Druckartikel: Versammlung: Viele Eberner, unterschiedliche Meinungen

Versammlung: Viele Eberner, unterschiedliche Meinungen


Autor: Sarah Seewald

Ebern, Dienstag, 27. Oktober 2015

Die Rathaushalle war am Montag so gut besucht, dass viele Stühle mehr aus dem Lager geholt wurden. Einige Bürger waren wegen des Bauvorhabens im "Mannlehen"-Gebiet gekommen. Nach dem Tagesordnungspunkt verschwanden einige von ihnen wieder.
Bei der Bürgerversammlung erläuterte neben Bürgermeister Jürgen Hennemann (SPD) auch Norbert Kern (rechts, mit Mikrofon) von der Diakonie die Neubau-Pläne.  Foto: Sarah Dann


Wenn das Wörtchen "Verkaufseinrichtung" nicht wäre, hätte es nicht einmal eine Änderung des Bebauungsplans "Mannlehen" seitens des Stadtrates geben müssen. Und eine Kindertagesstätte sei in diesem Gebiet auch von Anfang an vorgesehen gewesen. Diese zwei Fakten warf Eberns Bürgermeister Jürgen Hennemann (SPD) bei der Bürgerversammlung am Montagabend nicht nur in die große Runde, sondern via Präsentation und abgelichtetem Bebauungsplan auch an die Wand der Rathaushalle.

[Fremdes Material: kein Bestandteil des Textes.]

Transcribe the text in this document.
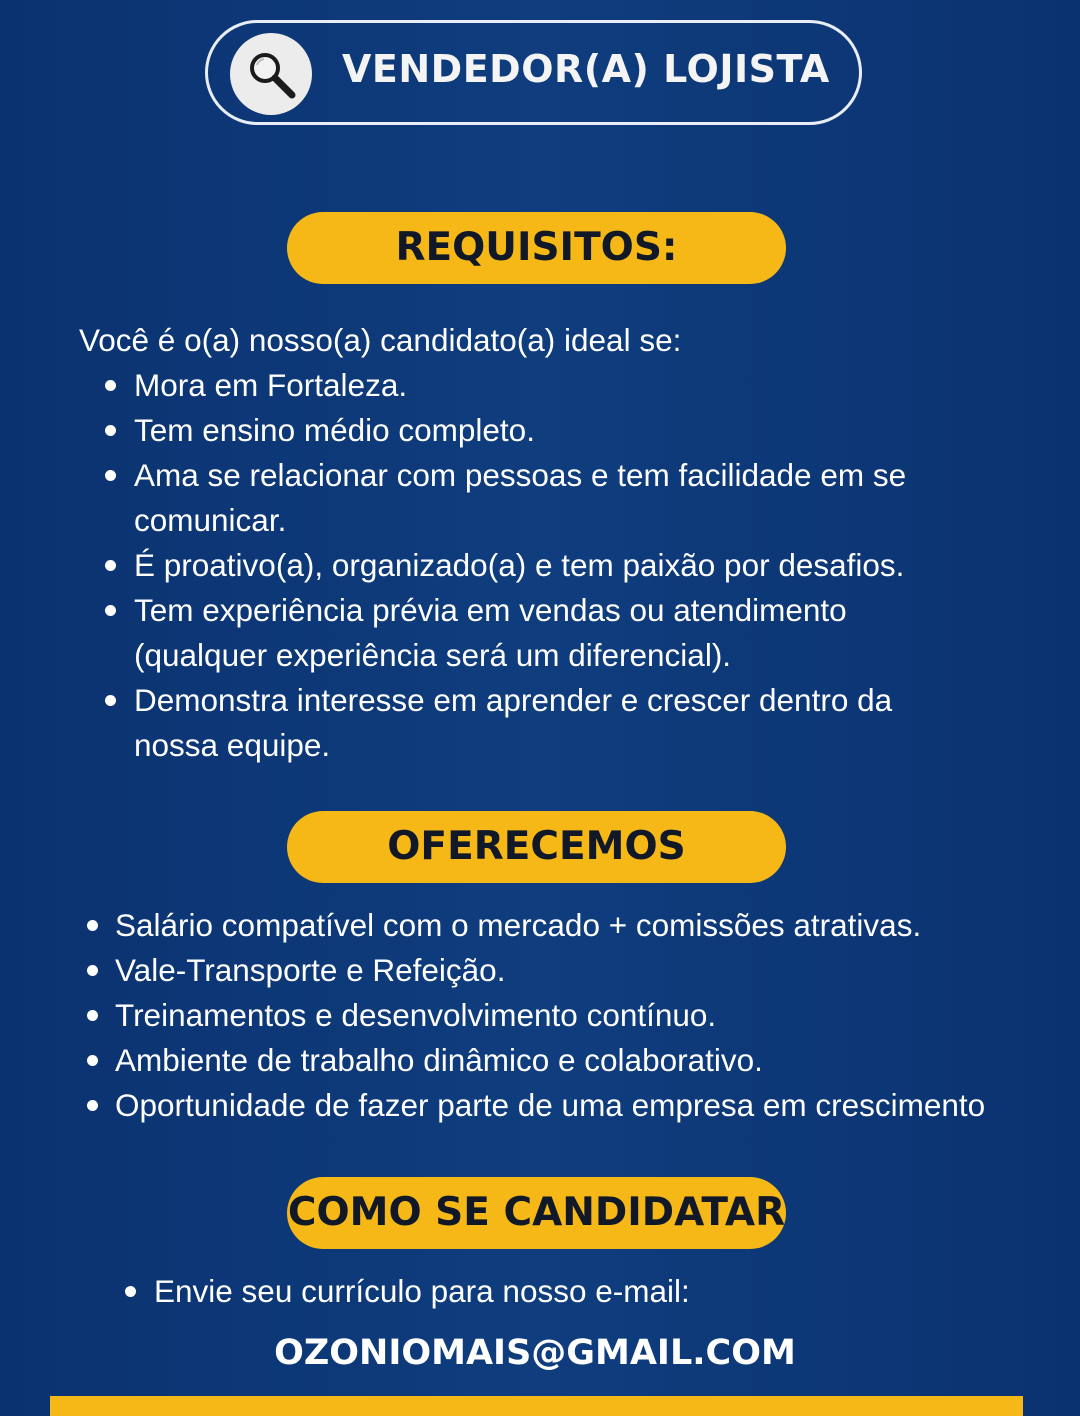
VENDEDOR(A) LOJISTA
REQUISITOS:
Você é o(a) nosso(a) candidato(a) ideal se:
Mora em Fortaleza.
Tem ensino médio completo.
Ama se relacionar com pessoas e tem facilidade em se comunicar.
É proativo(a), organizado(a) e tem paixão por desafios.
Tem experiência prévia em vendas ou atendimento (qualquer experiência será um diferencial).
Demonstra interesse em aprender e crescer dentro da nossa equipe.
OFERECEMOS
Salário compatível com o mercado + comissões atrativas.
Vale-Transporte e Refeição.
Treinamentos e desenvolvimento contínuo.
Ambiente de trabalho dinâmico e colaborativo.
Oportunidade de fazer parte de uma empresa em crescimento
COMO SE CANDIDATAR
Envie seu currículo para nosso e-mail:
OZONIOMAIS@GMAIL.COM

In einer Bürgerversammlung würden zwar weder Entscheidungen getroffen, meinte Hennemann, noch ging es ihm darum, das Konzept in Frage zu stellen, aber Einwohner könnten so zu Wort kommen. Dass einige dieses Bedürfnis hätten, war nach der Stadtratsitzung vom 8. Oktober deutlich geworden.

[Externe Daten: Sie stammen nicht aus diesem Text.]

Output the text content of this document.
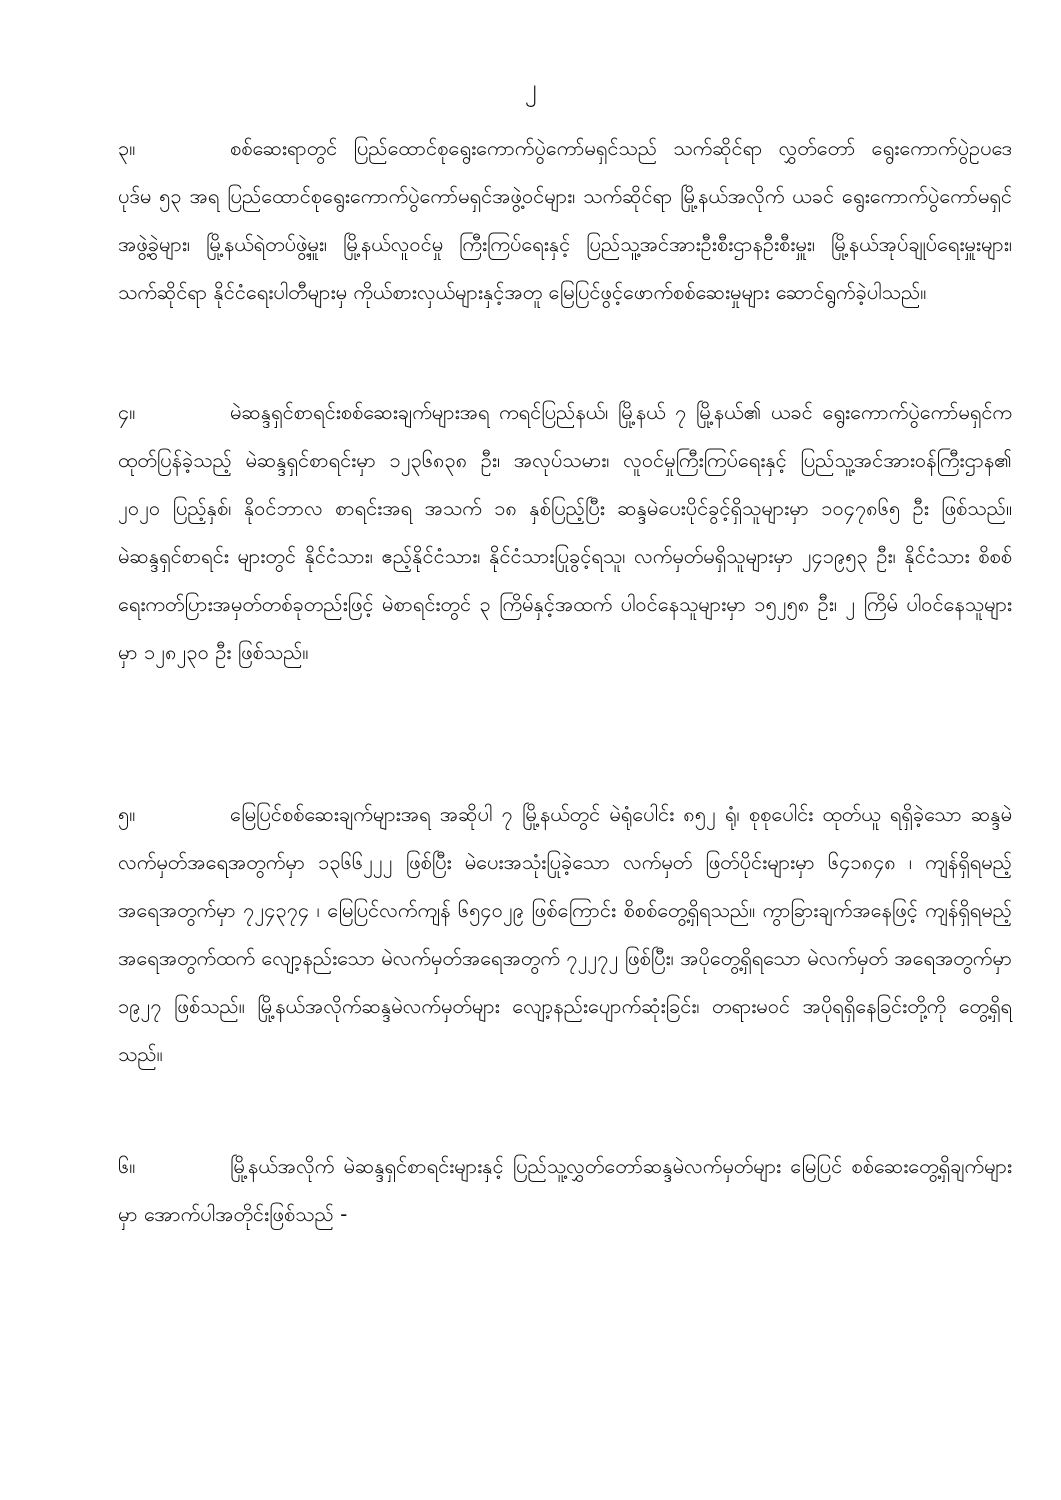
၂
၃။	စစ်ဆေးရာတွင် ပြည်ထောင်စုရွေးကောက်ပွဲကော်မရှင်သည် သက်ဆိုင်ရာ လွှတ်တော် ရွေးကောက်ပွဲဥပဒေ ပုဒ်မ ၅၃ အရ ပြည်ထောင်စုရွေးကောက်ပွဲကော်မရှင်အဖွဲ့ဝင်များ၊ သက်ဆိုင်ရာ မြို့နယ်အလိုက် ယခင် ရွေးကောက်ပွဲကော်မရှင်အဖွဲ့ခွဲများ၊ မြို့နယ်ရဲတပ်ဖွဲ့မှူး၊ မြို့နယ်လူဝင်မှု ကြီးကြပ်ရေးနှင့် ပြည်သူ့အင်အားဦးစီးဌာနဦးစီးမှူး၊ မြို့နယ်အုပ်ချုပ်ရေးမှူးများ၊ သက်ဆိုင်ရာ နိုင်ငံရေးပါတီများမှ ကိုယ်စားလှယ်များနှင့်အတူ မြေပြင်ဖွင့်ဖောက်စစ်ဆေးမှုများ ဆောင်ရွက်ခဲ့ပါသည်။
၄။	မဲဆန္ဒရှင်စာရင်းစစ်ဆေးချက်များအရ ကရင်ပြည်နယ်၊ မြို့နယ် ၇ မြို့နယ်၏ ယခင် ရွေးကောက်ပွဲကော်မရှင်က ထုတ်ပြန်ခဲ့သည့် မဲဆန္ဒရှင်စာရင်းမှာ ၁၂၃၆၈၃၈ ဦး၊ အလုပ်သမား၊ လူဝင်မှုကြီးကြပ်ရေးနှင့် ပြည်သူ့အင်အားဝန်ကြီးဌာန၏ ၂၀၂၀ ပြည့်နှစ်၊ နိုဝင်ဘာလ စာရင်းအရ အသက် ၁၈ နှစ်ပြည့်ပြီး ဆန္ဒမဲပေးပိုင်ခွင့်ရှိသူများမှာ ၁၀၄၇၈၆၅ ဦး ဖြစ်သည်။ မဲဆန္ဒရှင်စာရင်း များတွင် နိုင်ငံသား၊ ဧည့်နိုင်ငံသား၊ နိုင်ငံသားပြုခွင့်ရသူ၊ လက်မှတ်မရှိသူများမှာ ၂၄၁၉၅၃ ဦး၊ နိုင်ငံသား စိစစ်ရေးကတ်ပြားအမှတ်တစ်ခုတည်းဖြင့် မဲစာရင်းတွင် ၃ ကြိမ်နှင့်အထက် ပါဝင်နေသူများမှာ ၁၅၂၅၈ ဦး၊ ၂ ကြိမ် ပါဝင်နေသူများမှာ ၁၂၈၂၃၀ ဦး ဖြစ်သည်။
၅။	မြေပြင်စစ်ဆေးချက်များအရ အဆိုပါ ၇ မြို့နယ်တွင် မဲရုံပေါင်း ၈၅၂ ရုံ၊ စုစုပေါင်း ထုတ်ယူ ရရှိခဲ့သော ဆန္ဒမဲလက်မှတ်အရေအတွက်မှာ ၁၃၆၆၂၂၂ ဖြစ်ပြီး မဲပေးအသုံးပြုခဲ့သော လက်မှတ် ဖြတ်ပိုင်းများမှာ ၆၄၁၈၄၈ ၊ ကျန်ရှိရမည့်အရေအတွက်မှာ ၇၂၄၃၇၄ ၊ မြေပြင်လက်ကျန် ၆၅၄၀၂၉ ဖြစ်ကြောင်း စိစစ်တွေ့ရှိရသည်။ ကွာခြားချက်အနေဖြင့် ကျန်ရှိရမည့်အရေအတွက်ထက် လျော့နည်းသော မဲလက်မှတ်အရေအတွက် ၇၂၂၇၂ ဖြစ်ပြီး၊ အပိုတွေ့ရှိရသော မဲလက်မှတ် အရေအတွက်မှာ ၁၉၂၇ ဖြစ်သည်။ မြို့နယ်အလိုက်ဆန္ဒမဲလက်မှတ်များ လျော့နည်းပျောက်ဆုံးခြင်း၊ တရားမဝင် အပိုရရှိနေခြင်းတို့ကို တွေ့ရှိရသည်။
၆။	မြို့နယ်အလိုက် မဲဆန္ဒရှင်စာရင်းများနှင့် ပြည်သူ့လွှတ်တော်ဆန္ဒမဲလက်မှတ်များ မြေပြင် စစ်ဆေးတွေ့ရှိချက်များမှာ အောက်ပါအတိုင်းဖြစ်သည် -
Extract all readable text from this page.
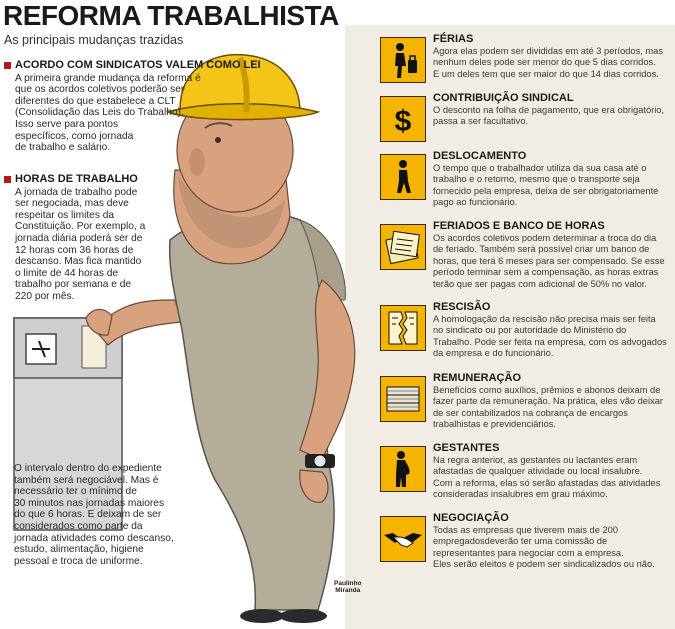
REFORMA TRABALHISTA
As principais mudanças trazidas
ACORDO COM SINDICATOS VALEM COMO LEI
A primeira grande mudança da reforma é
que os acordos coletivos poderão ser
diferentes do que estabelece a CLT
(Consolidação das Leis do Trabalho).
Isso serve para pontos
específicos, como jornada
de trabalho e salário.
HORAS DE TRABALHO
A jornada de trabalho pode
ser negociada, mas deve
respeitar os limites da
Constituição. Por exemplo, a
jornada diária poderá ser de
12 horas com 36 horas de
descanso. Mas fica mantido
o limite de 44 horas de
trabalho por semana e de
220 por mês.
O intervalo dentro do expediente
também será negociável. Mas é
necessário ter o mínimo de
30 minutos nas jornadas maiores
do que 6 horas. E deixam de ser
considerados como parte da
jornada atividades como descanso,
estudo, alimentação, higiene
pessoal e troca de uniforme.
FÉRIAS
Agora elas podem ser divididas em até 3 períodos, mas
nenhum deles pode ser menor do que 5 dias corridos.
E um deles tem que ser maior do que 14 dias corridos.
$
CONTRIBUIÇÃO SINDICAL
O desconto na folha de pagamento, que era obrigatório,
passa a ser facultativo.
DESLOCAMENTO
O tempo que o trabalhador utiliza da sua casa até o
trabalho e o retorno, mesmo que o transporte seja
fornecido pela empresa, deixa de ser obrigatoriamente
pago ao funcionário.
FERIADOS E BANCO DE HORAS
Os acordos coletivos podem determinar a troca do dia
de feriado. Também será possível criar um banco de
horas, que terá 6 meses para ser compensado. Se esse
período terminar sem a compensação, as horas extras
terão que ser pagas com adicional de 50% no valor.
RESCISÃO
A homologação da rescisão não precisa mais ser feita
no sindicato ou por autoridade do Ministério do
Trabalho. Pode ser feita na empresa, com os advogados
da empresa e do funcionário.
REMUNERAÇÃO
Benefícios como auxílios, prêmios e abonos deixam de
fazer parte da remuneração. Na prática, eles vão deixar
de ser contabilizados na cobrança de encargos
trabalhistas e previdenciários.
GESTANTES
Na regra anterior, as gestantes ou lactantes eram
afastadas de qualquer atividade ou local insalubre.
Com a reforma, elas só serão afastadas das atividades
consideradas insalubres em grau máximo.
NEGOCIAÇÃO
Todas as empresas que tiverem mais de 200
empregadosdeverão ter uma comissão de
representantes para negociar com a empresa.
Eles serão eleitos e podem ser sindicalizados ou não.
Paulinho
Miranda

Bei der Stadtratsitzung, über die der FT berichtete, stimmte das Gremium über eine Bebauungsplanänderung ab, die offenbar umstritten ist: Die Stadt sieht im nördlichen Bereich der Siedlung den Neubau eines Seniorenzentrums mit integrierter Kindertagesstätte vor. Bauträger ist das Diakonische Werk. Trotz Gegenwinds von Vertretern der Jungen Liste oder Freie-Wähler-Stadtrat Thomas Limpert stimmte das Gremium den Änderungen des Bebauungsplans und dem Bauvorhaben der Diakonie Bamberg-Forchheim mit 14 Ja-Stimmen zu (bei vier Gegenstimmen).

"Wenn auf jeden Fall gebaut wird, dann fühle ich mich hier übergangen", sagte Oliver Höhn am Montagabend. Er war der erste, der sich bei der Bürgerversammlung meldete und als Familienvater und Anwohner seine Bedenken schilderte. Insgesamt waren es über zehn Wortmeldungen, die sich Bürgermeister Hennemann und der Vorsitzende der Diakonie, Norbert Kern, anhörten.

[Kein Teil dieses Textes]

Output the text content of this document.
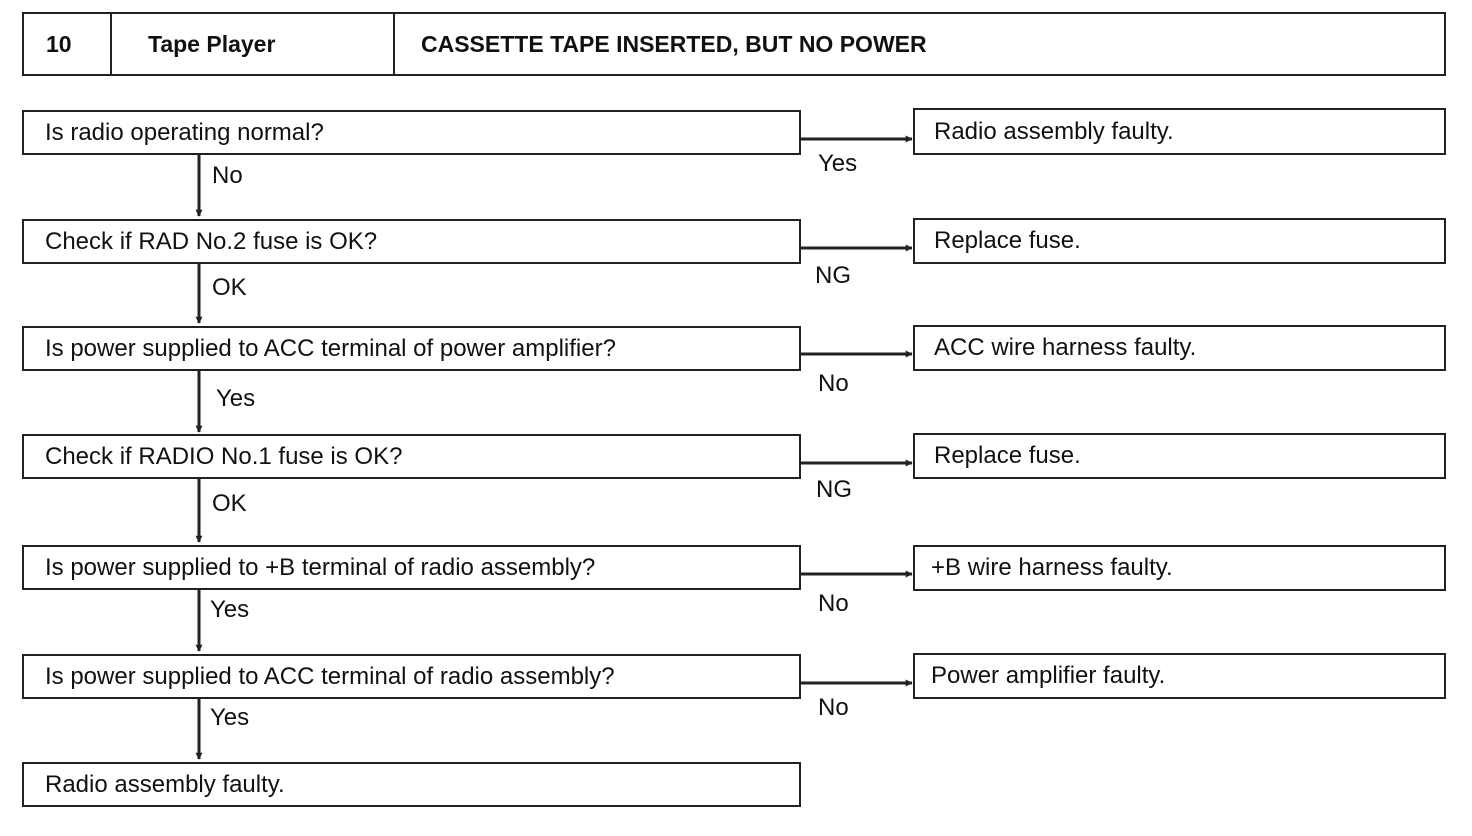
10	Tape Player	CASSETTE TAPE INSERTED, BUT NO POWER
Is radio operating normal?	Radio assembly faulty.
Yes
No
Check if RAD No.2 fuse is OK?	Replace fuse.
NG
OK
Is power supplied to ACC terminal of power amplifier?	ACC wire harness faulty.
No
Yes
Check if RADIO No.1 fuse is OK?	Replace fuse.
NG
OK
Is power supplied to +B terminal of radio assembly?	+B wire harness faulty.
No
Yes
Is power supplied to ACC terminal of radio assembly?	Power amplifier faulty.
No
Yes
Radio assembly faulty.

Fragen und Argumente gegen den Neubau waren etwa: Wie soll sich das Holen und Bringen der Kinder, geschweige denn ein Feuerwehr- oder Notarzteinsatz gestalten, wo doch sowohl der Kreisel, als auch die Wendeplatte vor Ort so eng sind? Können die Kinder bei einem steigenden Verkehrsaufkommen noch sicher spielen? Warum muss es in einem Gebiet sein, in dem die Geburtenzahlen abnehmen? Deutlich wurde, dass einige Bürger das Vertrauen darauf fehlt - so wörtlich -, dass der Ausbau zur Coburger Straße 2018 wirklich kommen wird. Bisher liegt das Grundstück, das die Diakonie bebauen will, in einer Stichstraße. Die mögliche Erschließung zur nahen Coburger Straße ist vor Jahren aus Kostengründen verschoben worden.


Andere Standorte geprüft

Der Bürgermeister betonte mehrmals, dass die Planung im nächsten Jahr angegangen werden soll. Der Ausbau sei im Finanzplan 2018 vorgesehen. Er rechne mit Kosten von 150 000 bis 200 000 Euro. Laut Hennemann funktioniere es nicht mehr, dass nur dort Kindertageseinrichtungen gebaut werden, wo Kinder wohnen. Mittlerweile würden 65 Prozent der Ein- bis Dreijährigen - Tendenz steigend - in die Krippe gehen. Ein Neubau in einem Ortsteil wie Unterpreppach komme nicht infrage, weil einerseits der Kindergarten in Jesserndorf nicht gefährdet werden soll, und außerdem über 50 Prozent der Kinder in der Kernstadt leben würden, sagte Hennemann.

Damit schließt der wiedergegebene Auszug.